Over-the-Counter Drugs. As an alternative to prescription drugs, patients may find that an over-the-counter (OTC) drug does just as well. Americans buy more than five billion OTC drug products each year — 60 percent of all drugs used. Today, consumers have access to a market with more than 100,000 different OTC drug products. More than 600 of them were previously available only by prescription.
Bulk Buying. All supermarket patrons know that choosing larger packages usually lowers the unit cost. The same is true of drugs. Pills purchased 90 or 100 at a time usually sell for less per dose than quantities bought 30 at a time. This is especially true for generic drugs ordered by mail.
Pill Splitting . Patients can purchase many medications in doses double the prescribed amount and split them in half. Often, pharmacists will split the pills for them. Savings of 30 percent to 50 percent are not uncommon, because many medications are sold for about the same price regardless of the dosage.

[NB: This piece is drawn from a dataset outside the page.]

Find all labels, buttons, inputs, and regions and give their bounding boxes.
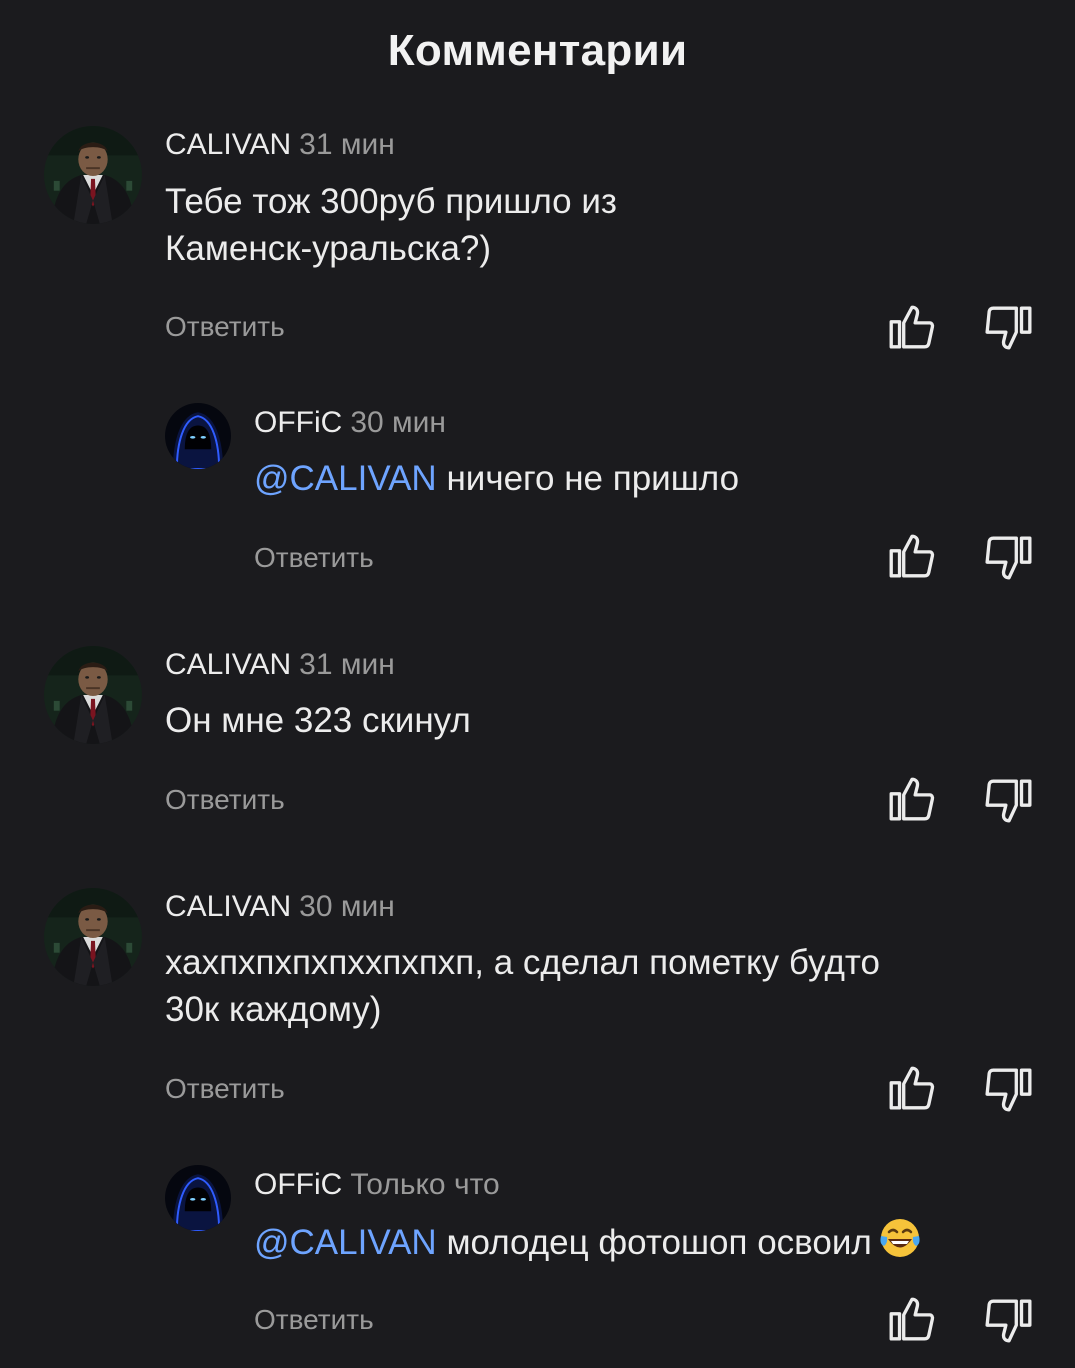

Mail-Order Pharmacies. Although drugstore chains still sell the most drugs, mail order pharmacies are gaining ground and now account for about 17 percent of the retail drug market. Mail-order and Internet pharmacies offer the best deals on prescription drugs for patients with chronic conditions that require continuing medication. Some patients even buy drugs from other countries over the Internet, although the practice is illegal and the drugs may not be safe.

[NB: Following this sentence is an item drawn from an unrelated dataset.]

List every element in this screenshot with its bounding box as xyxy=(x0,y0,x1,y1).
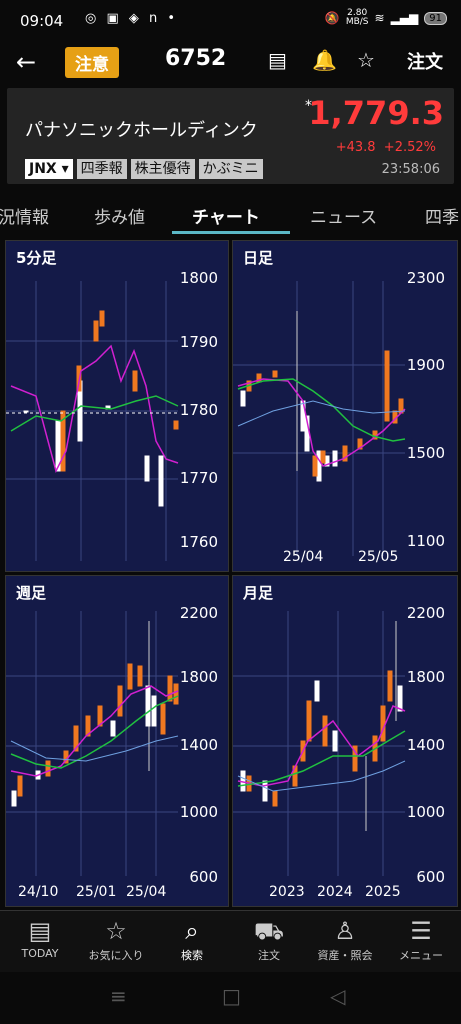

Pharmaceutical Company Assistance Programs. Many drug companies have discount card programs to assist disabled, low-income and/or elderly patients with the cost of drugs. For example, Together RX, a joint program run by several drug companies, offers savings of up to 40 percent on more than 150 different drugs. Medicare beneficiaries earning up to $38,000 per couple qualify.
State Drug Assistance Programs. Almost three-quarters of the states have created some type of drug assistance program for the elderly, low-income patients, and/or people with disabilities. More than half of the states help seniors pay for medicine with state funds, and nine offer drug discount programs that allow seniors to purchase drugs at below retail prices.
Medicare Discount Drug Cards. Seniors now have an opportunity to combine smart shopping techniques with the new Medicare drug discount card, using the price information for thousands of pharmacies available at Medicare.gov. In addition, the new prescription drug benefit offers financial help to low-income seniors.
Potential Savings. How much can patients expect to save by using these techniques? We reviewed prices on Web-based pharmacies during the third quarter of 2004 and found that they varied widely. Take the cardiovascular drug Tenormin, for example:
- Our survey found that the price of 100 (50mg) doses of Tenormin ranged from $138.40 at Drugstore.com to $120.59 at Eckerd.com.
- But patients could save at least 75 percent over the lowest cost brand-name drug by switching to the generic alternative Atenolol.
- One hundred doses of the generic drug ranged from $26.63 at Drugstore.com to $8.29 at Costco.com.
- Finally, consumers could lower the cost yet another 40 percent (from $8.29 to $4.75) by buying larger pills (100mg) and splitting them in half.
- Smart buying of this drug lowered the potential overall cost by 97 percent — from a high of $138.40 to a low of $4.75.
- For another example of potential savings, consider the heartburn drug Nexium:
- If purchased in small quantities from RxUSA’s Web site, Nexium (20mg) costs about $419.83 per 100 tablets; however, a shopper opting for Drugstore.com would pay $385.52 for 100 tablets, an 8 percent savings.
- Buying the generic equivalent of a therapeutic substitute, such as 20mg Omeprazole, would save about 41 percent.
- Furthermore, because Prilosec, a branded form of the generic drug Omeprazole, is now available over-the-counter, a savvy consumer opting to pay $62.62 for a 100-day supply from Drugstsore.com would save 85 percent off the most expensive option.
Seniors can use these shopping techniques to achieve even greater savings from their prescription drug discount cards.